In May 2014, Brugnara was charged with mail fraud for refusing to pay for $11 million in art delivered to his Sea Cliff estate. While awaiting trial on these charges, Brugnara was furloughed into the custody of his attorney, and escaped from the San Francisco federal courthouse. He was recaptured a week later in Los Gatos, California. Brugnara represented himself in the trial, which was tried before Judge William Alsup of the Northern District of California. By the end of the trial Judge Alsup had sentenced Brugnara to 471 days in prison for contempt due to Brugnara's conduct during the trial, including routinely ignoring Judge Alsup's evidentiary and procedural rulings, yelling at witnesses, throwing tantrums, and insulting the government's attorneys, including calling U.S. District Attorney Robin Harris a "Nazi" in front of the jury. Brugnara was convicted on six of the nine counts he faced, and sentenced to seven years in prison. On May 11, 2017 the Appeals Court affirmed all the convictions, rejecting Brugnara's argument that his decision to represent himself denied him a fair trial. The court also rejected Brugnara's claim that the art was fake and hence his refusal to pay or return it didn't constitute fraud, ruling that Brugnara had not taken the steps necessary to support his claim that the delivered art was fake, and, even if it were, his refusal to return the art (claiming that it was a gift) still showed evidence of an intent to defraud.

===Escape and wire fraud===
In March 2024 the Bureau of Prisons filed two escape notices for leaving a residential reentry center, where he was serving time. In his second escape Brugnara left for six days before being arrested by US marshals in a hotel in South San Francisco. Brugnara was returned to prison to serve his remaining time. On May 21, 2024, Brugnara was indicted for wire fraud and money laundering from illegally obtaining COVID-19 funds.

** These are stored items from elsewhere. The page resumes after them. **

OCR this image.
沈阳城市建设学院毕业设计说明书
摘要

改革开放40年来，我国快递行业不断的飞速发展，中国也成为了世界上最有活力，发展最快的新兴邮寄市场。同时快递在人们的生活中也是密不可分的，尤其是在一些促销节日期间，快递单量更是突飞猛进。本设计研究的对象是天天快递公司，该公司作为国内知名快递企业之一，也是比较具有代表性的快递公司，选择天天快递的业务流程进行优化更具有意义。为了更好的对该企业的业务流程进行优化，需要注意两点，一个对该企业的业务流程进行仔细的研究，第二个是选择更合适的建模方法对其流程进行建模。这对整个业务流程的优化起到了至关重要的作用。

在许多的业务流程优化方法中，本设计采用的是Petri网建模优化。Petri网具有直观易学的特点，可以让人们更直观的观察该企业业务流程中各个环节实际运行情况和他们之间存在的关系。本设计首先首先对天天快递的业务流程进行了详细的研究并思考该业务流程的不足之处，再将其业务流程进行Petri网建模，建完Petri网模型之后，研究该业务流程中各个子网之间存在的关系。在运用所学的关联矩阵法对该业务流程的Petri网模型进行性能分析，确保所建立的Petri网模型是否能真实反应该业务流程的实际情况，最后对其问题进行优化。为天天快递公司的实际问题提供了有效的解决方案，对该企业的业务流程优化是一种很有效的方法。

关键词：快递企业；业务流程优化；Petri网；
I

===Alleged threats, firearm charge, and fugitive status===
In 2026, Brugnara was arrested by Daly City police following allegations that he threatened a couple near Thornton State Beach, reportedly stating, “If you get near the fence I will shoot and kill you.” Authorities subsequently charged him with being a felon in possession of a firearm. At the time of the arrest, Brugnara was subject to federal pretrial release conditions that included a prohibition on new arrests. Prosecutors argued that the Daly City incident constituted a violation of those conditions. Brugnara failed to appear at a scheduled court hearing addressing the alleged violation of his pretrial terms. As a result, a federal judge issued a bench warrant for his arrest. After six months as a fugitive, he was arrested in San Francisco's Sunset District in late July 2026 and will remain in custody until the case is finished.

== Other investments ==
In 2003, Brugnara owned Christ Carrying the Cross, which he attributed to Leonardo da Vinci, although the attribution remains disputed.

In 2008 Brugnara was in negotiations to supply the city of Gilroy their domestic water supply.

In 2026, Brugnara fenced in, with massive chain-link fence, a coastal property he claimed ownership of, blocking a walking path to Thornton State Beach in Daly City, California. The fence was removed on February 20, 2026 after county officials determined that Brugnara only owned a small percentage of the property. Long-term majority owners of the land did not approve of the fence and questioned Brugnara's partial ownership claim.

== Personal life ==
After becoming acquainted with his future wife in college, they married in the 1990s and have four children. Prior to his incarceration, Brugnara split residence between Las Vegas and a Sea Cliff, San Francisco, California house purchased from comedian Cheech Marin. Brugnara is the nephew of former San Francisco Police Chief Anthony "Tony" Ribera.